« Se concentrer sur le paysage ou bien sur les détails – tout ce qui environne -, contaminent dans une chaîne sans fin. Le reflet déforme multiple et la comparaison s’effectue avec les doubles – un presque même -, est – suppose – une dissolution visuelle – une tentative de ou pour. »
Eric Suchère
« Aussi, pendant sept années, ai-je étudié les effets de l’accouplement du jour et des objets. »
Balzac
« Je réussi de moins en moins à distinguer les deux sortes d’images, celles qui sont gelées dans la pierre et celles qui sont issues des vapeurs de la fiction. Je sais qu’elles sont formées par d’autres voies, toutefois pour les mêmes raisons. Je me persuade qu’elles partagent une destinée fraternelle. »
Roger Caillois
« On ne perçoit pas un paysage, on l’imagine. »
Bachelard
« Le détail fait digression. »
Daniel Arasse
On ne décide pas de ce qui vous arrête. Ni de ce qui vous sollicite avec assez d’insistance pour s’insinuer dans vos rêveries, dans les fibres de vos pensées, induire vos attentions, donner à vos gestes ce toucher qui vous qualifie. Seulement on peut entretenir des penchants, travailler ce qui vous travaille, répondre d’obsessions. Ou danser autour de ces lumières comme un insecte dans le halo d’une ampoule nue. Certains tombent ainsi d’un coup dans leur vie. D’autres par chutes successives dans un dédale de galeries. Par rebonds. Clémentine Chalançon vous dira que l’intérêt qu’elle cultive actuellement pour le motif des lichens et la lèpre des murs lui vient du regard qu’elle a posé un jour sur une toiture de la Kunstakademie de Düsseldorf. Sans doute, l’aura séduit cette idée, cette manifestation subreptice d’une peinture sans peinture, nouage indécidable de projections du peintre sur la réalité et d’une pictorialité anticipée, disséminée, du monde visible qui n’en finit pas, dans ce qu’il produit de ciels, de fleurs, d’oiseaux, d’insectes ou de pierres, de peindre et de se peindre ; de se parer. On ne saura ce qui sur le moment l’y aura rendu sensible, découpant les contours d’une révélation. Mélancolie, épanchement, ou faveur d’une focale, d’une latence. Être artiste ou poète commence dans cette disponibilité. Il suffit quelquefois d’une musique entendue la veille et qui fait rémanence à travers les sollicitations du jour, d’une idée, d’une phrase, d’une remarque qu’on rumine ; d’images. Du mélange aléatoire de bribes d’expériences suscitées par la vie, le milieu, les rencontres et les évitements. D’une infinité de choses très subtiles mais dont la pesée discrète induit une forme d’épanchement, de courant, de dynamique, comme un astre massif courbe l’espace-temps. Combien de fois vous longez un mur sans le voir, sans que rien de ce qu’il installe dans votre paysage ne vous concerne ? Combien de fois vous passez outre un visage, le pignon d’un immeuble, le regard grand ouvert d’une œuvre ? On sait que sans ces négligences, ces inattentions, le monde serait semblable à ces écrans blancs que font les films sur les photographies d’Hiroshi Sugimoto. Nous en serions des buveurs saouls, débordés, saturés, abrutis par un pur présent continu, la percussion continue de millions de stimuli.

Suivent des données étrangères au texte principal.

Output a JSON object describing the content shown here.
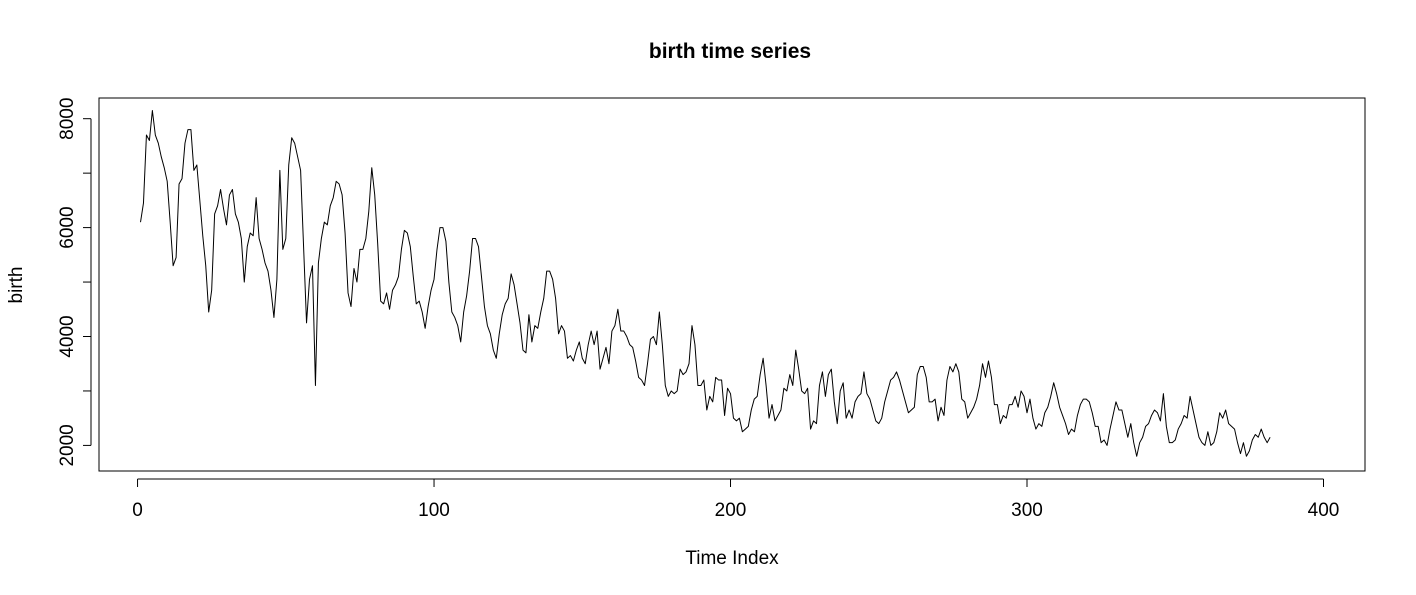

Un film : 24 images par seconde. Près de 100 000 images au total défilent sous les yeux d’un spectateur le temps d’une projection. Une partie qui n’aura pas été vue, sur la présence desquelles l’œil n’aura fait que glisser. Autant qui auront été déduites, inventées, imaginées, avec cette impression de mouvement et toutes les sensations kinesthésiques induites. Autant qui auront été appelées, prélevées à l’archive des souvenirs. Pourrait-on seulement lister tout ce qui entre dans le champ d’un regard au cours d’un quart d’heure de dérive ? C’est ce qui fait la complexité subjective du regard, par comparaison avec la captation objective, mécanique, quoi qu’elle aussi partielle, de l’appareil photo. Et ce n’est considérer que la dimension du visible! Aussi, vivre c’est se frayer un chemin, avancer dans la confusion, à la lueur d’une lampe. Passer sur les pierres dispersées d’un pas japonais. Et trouver là dans l’ordinaire ou l’insignifiant une expression locale, presque saisissable, de quelque chose qui l’excède et trame ce que par le mot de monde on entend : idée d’une totalité et solidarité subjective que l’on se fait avec un milieu. C’est une des vérités du panthéisme qui avance avec Anaxagore que si la nature est constituée d’un nombre infini d’éléments semblables qui sont la matière des choses du monde, « tout est dans tout ». Et Dieu, se confondant à la nature qui elle aussi « aime à se cacher » habite cette dialectique qui pour Héraclite le fait « jour nuit, hiver été, guerre paix, satiété faim », « de toute chose l’un et de l’un toute chose ».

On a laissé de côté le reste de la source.